This story was first published in digitalhealth.net

The Nuffield Trust has claimed that the number of people waiting for hospital care in England could double to more than eight million within a few months as a result of the coronavirus crisis.
The waiting list in England for people due to have non-urgent care, such as a cataract removal or hip or knee replacement, stood at 4.24 million in March.
Measures that hospitals will have to put in place to tackle the infection as they seek to get back to normal after the pandemic would limit the number of patients who could have a planned operation.
Nigel Edwards, chief executive of the Nuffield Trust thinktank, told the Commons Health and Social Care Select Committee: “Given that we are also seeing hospitals having to take beds out to make space, they’ve got staff who can’t work on frontline duties and we haven’t got the testing or PPE really in place to restart elective work as quickly perhaps as one might like, we’ve probably got another couple of months of that restricted activity [over planned operations]. It’s hard to do the mathematics of this but it seems very likely that we’ll have doubled the waiting list to over eight million by the late autumn, I would have thought.”

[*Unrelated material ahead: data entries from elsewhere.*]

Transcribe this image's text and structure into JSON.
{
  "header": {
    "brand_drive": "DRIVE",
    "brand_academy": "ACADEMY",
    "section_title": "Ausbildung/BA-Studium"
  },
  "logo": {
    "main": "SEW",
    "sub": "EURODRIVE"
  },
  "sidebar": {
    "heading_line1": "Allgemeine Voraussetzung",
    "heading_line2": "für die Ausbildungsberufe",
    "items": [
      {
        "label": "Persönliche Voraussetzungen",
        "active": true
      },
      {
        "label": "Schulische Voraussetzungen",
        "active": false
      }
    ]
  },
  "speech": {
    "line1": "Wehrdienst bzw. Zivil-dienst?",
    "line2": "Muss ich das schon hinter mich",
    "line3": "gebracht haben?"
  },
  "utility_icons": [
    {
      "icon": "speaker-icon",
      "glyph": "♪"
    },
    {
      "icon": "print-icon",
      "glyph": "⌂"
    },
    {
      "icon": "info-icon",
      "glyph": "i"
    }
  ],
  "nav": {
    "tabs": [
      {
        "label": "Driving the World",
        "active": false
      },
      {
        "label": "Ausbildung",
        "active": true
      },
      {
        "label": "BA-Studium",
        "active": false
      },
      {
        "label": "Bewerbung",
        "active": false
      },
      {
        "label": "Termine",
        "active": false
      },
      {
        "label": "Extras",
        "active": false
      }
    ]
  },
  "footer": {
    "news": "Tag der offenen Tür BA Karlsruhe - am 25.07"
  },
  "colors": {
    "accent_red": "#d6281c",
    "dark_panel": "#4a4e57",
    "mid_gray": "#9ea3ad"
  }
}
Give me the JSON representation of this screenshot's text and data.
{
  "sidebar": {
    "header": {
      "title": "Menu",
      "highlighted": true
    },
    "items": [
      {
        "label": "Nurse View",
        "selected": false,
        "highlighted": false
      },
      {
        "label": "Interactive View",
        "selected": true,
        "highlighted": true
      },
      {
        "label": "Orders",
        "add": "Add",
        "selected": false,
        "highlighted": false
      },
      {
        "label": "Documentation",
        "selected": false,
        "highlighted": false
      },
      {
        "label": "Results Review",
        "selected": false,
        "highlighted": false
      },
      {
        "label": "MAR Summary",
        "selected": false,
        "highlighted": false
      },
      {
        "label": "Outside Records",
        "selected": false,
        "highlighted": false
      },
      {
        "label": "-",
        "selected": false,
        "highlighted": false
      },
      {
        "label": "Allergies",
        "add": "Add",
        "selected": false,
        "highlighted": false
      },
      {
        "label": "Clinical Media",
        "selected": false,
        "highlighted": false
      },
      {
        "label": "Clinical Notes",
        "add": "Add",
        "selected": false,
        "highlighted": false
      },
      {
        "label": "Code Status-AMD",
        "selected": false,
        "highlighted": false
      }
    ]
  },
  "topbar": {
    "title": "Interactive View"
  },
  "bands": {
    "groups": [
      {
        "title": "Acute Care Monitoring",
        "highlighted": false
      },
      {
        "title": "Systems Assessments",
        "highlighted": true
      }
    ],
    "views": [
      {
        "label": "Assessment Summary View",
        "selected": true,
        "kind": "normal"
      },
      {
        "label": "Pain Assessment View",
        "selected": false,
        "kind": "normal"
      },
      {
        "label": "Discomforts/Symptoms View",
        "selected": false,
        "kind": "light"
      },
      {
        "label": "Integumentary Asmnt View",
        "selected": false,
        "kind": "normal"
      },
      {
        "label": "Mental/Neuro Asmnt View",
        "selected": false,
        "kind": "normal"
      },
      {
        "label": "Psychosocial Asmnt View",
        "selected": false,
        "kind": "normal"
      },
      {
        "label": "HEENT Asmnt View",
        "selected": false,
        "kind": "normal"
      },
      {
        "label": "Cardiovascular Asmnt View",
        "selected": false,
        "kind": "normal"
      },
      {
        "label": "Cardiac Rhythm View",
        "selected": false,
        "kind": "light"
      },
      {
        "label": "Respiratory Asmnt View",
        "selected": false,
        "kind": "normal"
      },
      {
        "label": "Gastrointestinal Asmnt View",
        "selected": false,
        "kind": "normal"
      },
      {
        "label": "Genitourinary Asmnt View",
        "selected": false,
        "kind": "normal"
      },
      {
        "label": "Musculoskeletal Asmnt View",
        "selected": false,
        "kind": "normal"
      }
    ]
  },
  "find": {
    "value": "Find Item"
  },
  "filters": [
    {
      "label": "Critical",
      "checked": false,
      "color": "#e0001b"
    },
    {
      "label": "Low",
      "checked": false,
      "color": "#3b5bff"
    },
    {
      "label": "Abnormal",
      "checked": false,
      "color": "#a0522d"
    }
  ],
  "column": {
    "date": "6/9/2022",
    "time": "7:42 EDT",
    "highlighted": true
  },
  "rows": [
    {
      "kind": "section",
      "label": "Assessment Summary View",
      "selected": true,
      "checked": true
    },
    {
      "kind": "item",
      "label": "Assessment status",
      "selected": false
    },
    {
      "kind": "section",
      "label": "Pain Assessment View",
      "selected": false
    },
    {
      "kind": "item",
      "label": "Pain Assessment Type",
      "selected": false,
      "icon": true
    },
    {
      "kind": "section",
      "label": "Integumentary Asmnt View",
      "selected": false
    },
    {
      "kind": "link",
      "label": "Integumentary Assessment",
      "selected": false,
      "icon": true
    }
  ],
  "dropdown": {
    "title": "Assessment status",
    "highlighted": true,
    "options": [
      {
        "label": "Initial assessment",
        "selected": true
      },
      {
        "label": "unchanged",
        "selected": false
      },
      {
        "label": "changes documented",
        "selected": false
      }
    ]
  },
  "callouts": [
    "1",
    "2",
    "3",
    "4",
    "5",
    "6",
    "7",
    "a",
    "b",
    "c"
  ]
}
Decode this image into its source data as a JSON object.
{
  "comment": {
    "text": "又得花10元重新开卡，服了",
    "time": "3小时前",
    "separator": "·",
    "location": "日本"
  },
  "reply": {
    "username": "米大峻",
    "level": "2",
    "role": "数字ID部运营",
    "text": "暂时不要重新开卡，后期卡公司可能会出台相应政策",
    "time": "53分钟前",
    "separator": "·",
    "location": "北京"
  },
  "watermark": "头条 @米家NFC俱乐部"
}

Edwards also warned that A&E units would struggle to enforce social distancing and therefore not be able to safely go back to having large numbers of people in them. A solution could be that the NHS insist that patients can only come to A&E if they have been referred there by a GP or the 111 telephone advice service, as happens in some countries like the Netherlands.
Only 916,581 people in England attended any kind of A&E unit last month, the fewest since records began in 2010 and 57 per cent down on the April 2019 figure. The number of people admitted to hospital in April as an emergency after attending A&E was also the lowest ever, at 326,581 – 39 per cent down on the 535,236 admitted in April 2019.